L'ORE doit également prévoir a minina :
  • la durée des obligations, pour un maximum de 99 ans ; 
  • le contenu des engagements réciproques (obligations de faire ou ne pas faire, retour d'expérience, expertise, rémunération, indemnité en nature etc.)
  • les modalités d'évolution du contrat, notamment révision ou résiliation. 
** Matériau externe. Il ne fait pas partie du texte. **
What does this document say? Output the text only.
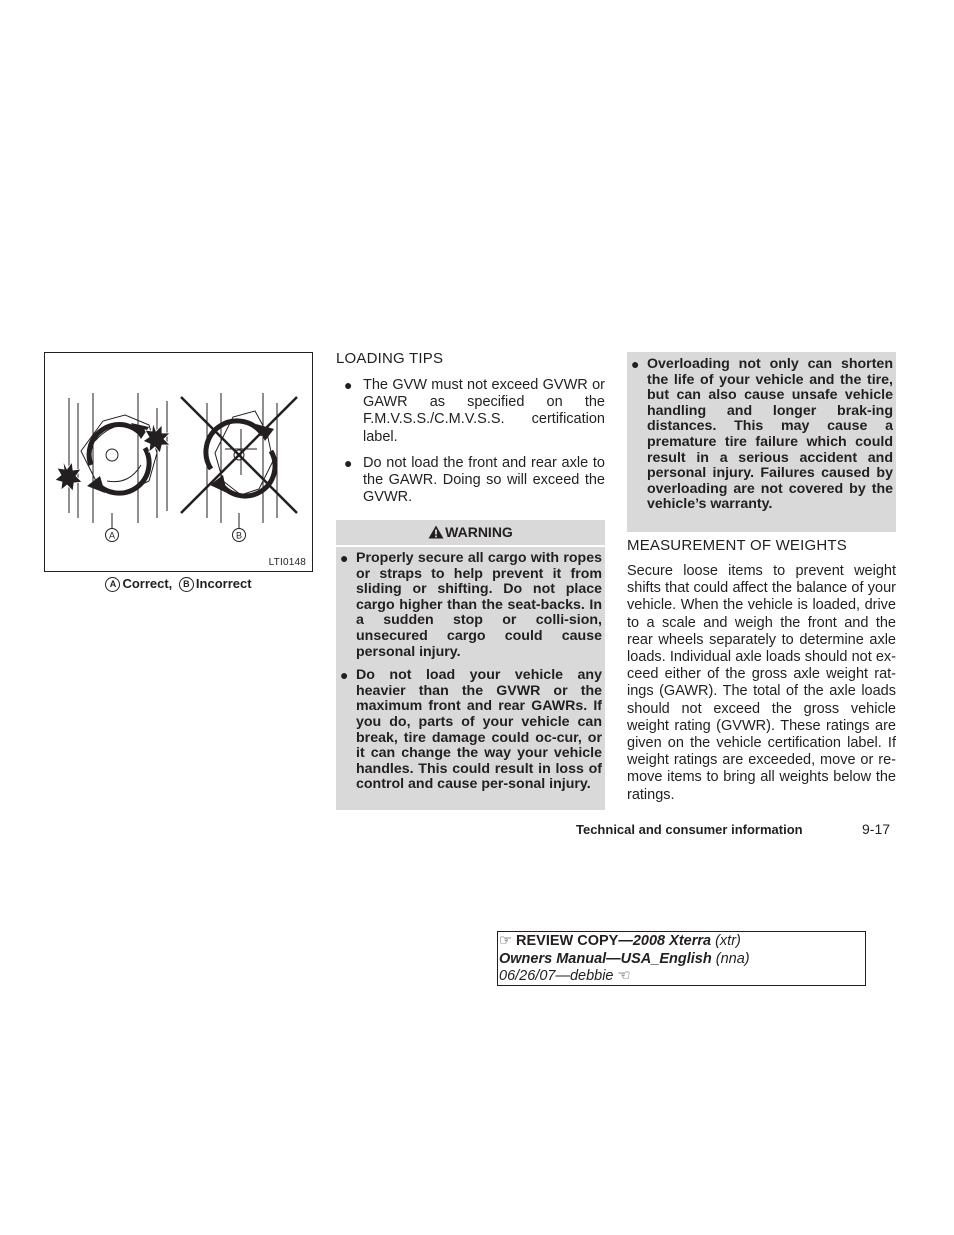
A	B
LTI0148
A Correct, B Incorrect
LOADING TIPS
● The GVW must not exceed GVWR or GAWR as specified on the F.M.V.S.S./C.M.V.S.S. certification label.
● Do not load the front and rear axle to the GAWR. Doing so will exceed the GVWR.
WARNING
● Properly secure all cargo with ropes or straps to help prevent it from sliding or shifting. Do not place cargo higher than the seat-backs. In a sudden stop or colli-sion, unsecured cargo could cause personal injury.
● Do not load your vehicle any heavier than the GVWR or the maximum front and rear GAWRs. If you do, parts of your vehicle can break, tire damage could oc-cur, or it can change the way your vehicle handles. This could result in loss of control and cause per-sonal injury.
● Overloading not only can shorten the life of your vehicle and the tire, but can also cause unsafe vehicle handling and longer brak-ing distances. This may cause a premature tire failure which could result in a serious accident and personal injury. Failures caused by overloading are not covered by the vehicle’s warranty.
MEASUREMENT OF WEIGHTS
Secure loose items to prevent weight shifts that could affect the balance of your vehicle. When the vehicle is loaded, drive to a scale and weigh the front and the rear wheels separately to determine axle loads. Individual axle loads should not ex-ceed either of the gross axle weight rat-ings (GAWR). The total of the axle loads should not exceed the gross vehicle weight rating (GVWR). These ratings are given on the vehicle certification label. If weight ratings are exceeded, move or re-move items to bring all weights below the ratings.
Technical and consumer information	9-17
☞ REVIEW COPY—2008 Xterra (xtr)
Owners Manual—USA_English (nna)
06/26/07—debbie ☜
La loi prévoit également des restrictions : 
  • le contrat ne doit pas porter atteinte aux droit de la chasse ni ceux relatifs aux réserves cynégétiques (c'est-à-dire les zones de gestion de la faune sauvage) ; 
  • un contrat d'ORE ne peut valablement remettre en cause les droits de tiers ; lorsqu'il a déjà conclu un bail rural, le propriétaire foncier doit notamment obtenir l'accord du preneur à bail avant de conclure une ORE.
 
  • Qui peut conclure une ORE ?
Le contrat est conclu entre le propriétaire d'un bien foncier, tout "ordinaire" qu'il puisse paraitre, et une collectivité publique, un établissement public ou une association. Il est attaché au terrain sur lequel il porte, c'est-à-dire que les obligations qu'il contient sont transmises avec le bien en cas de vente, de donation, de succession etc. 
 
  • Comment conclure une ORE ? 
Ce contrat est conclu en la forme authentique, c'est-à-dire qu'il doit être signé devant notaire et être enregistré auprès de la publicité foncière. Il est exonéré des droits d'enregistrement et de la taxe de publicité foncière. Sur délibération du conseil municipal, le terrain peut également être exonéré de la taxe foncière sur les propriétés non bâties (article 1394D du Code général des impôts). En pratique, la procédure de conclusion d'un contrat d'ORE dure généralement entre deux et cinq mois. 
 
  • Pourquoi conclure une ORE ?
Dans le cadre de la séquence "éviter, réduire, compenser" (ERC), tout porteur de projet d'aménagement ayant des impacts sur l'environnement a l'obligation d'en maîtriser les impacts sur la biodiversité. En premier lieu, il doit éviter les impacts négatifs. A défaut, il doit les réduire. Pour les impacts résiduels, il est susceptible d'être soumis à une obligation de compensation qu'il met en œuvre lui-même ou en se portant acquéreur d'"unités de compensation". 

La loi prévoit que les ORE "peuvent être utilisées à des fins de compensation", dont les modalités sont adaptables au plus proche des besoins et des ambitions des parties. 
 
  • En conclusion 
Outre l'acte citoyen ou la volonté de pérenniser de bonnes pratiques, les contrats d'ORE doivent être largement mobilisés par les acteurs publics et privés pour participer à l'atteinte de l'objectif "zéro perte nette de biodiversité" prévu par la loi Biodiversité, dont les bienfaits et l'absolue nécessité ont été largement soulignés pendant cette période inhabituelle qu'est la gestion du Covid19.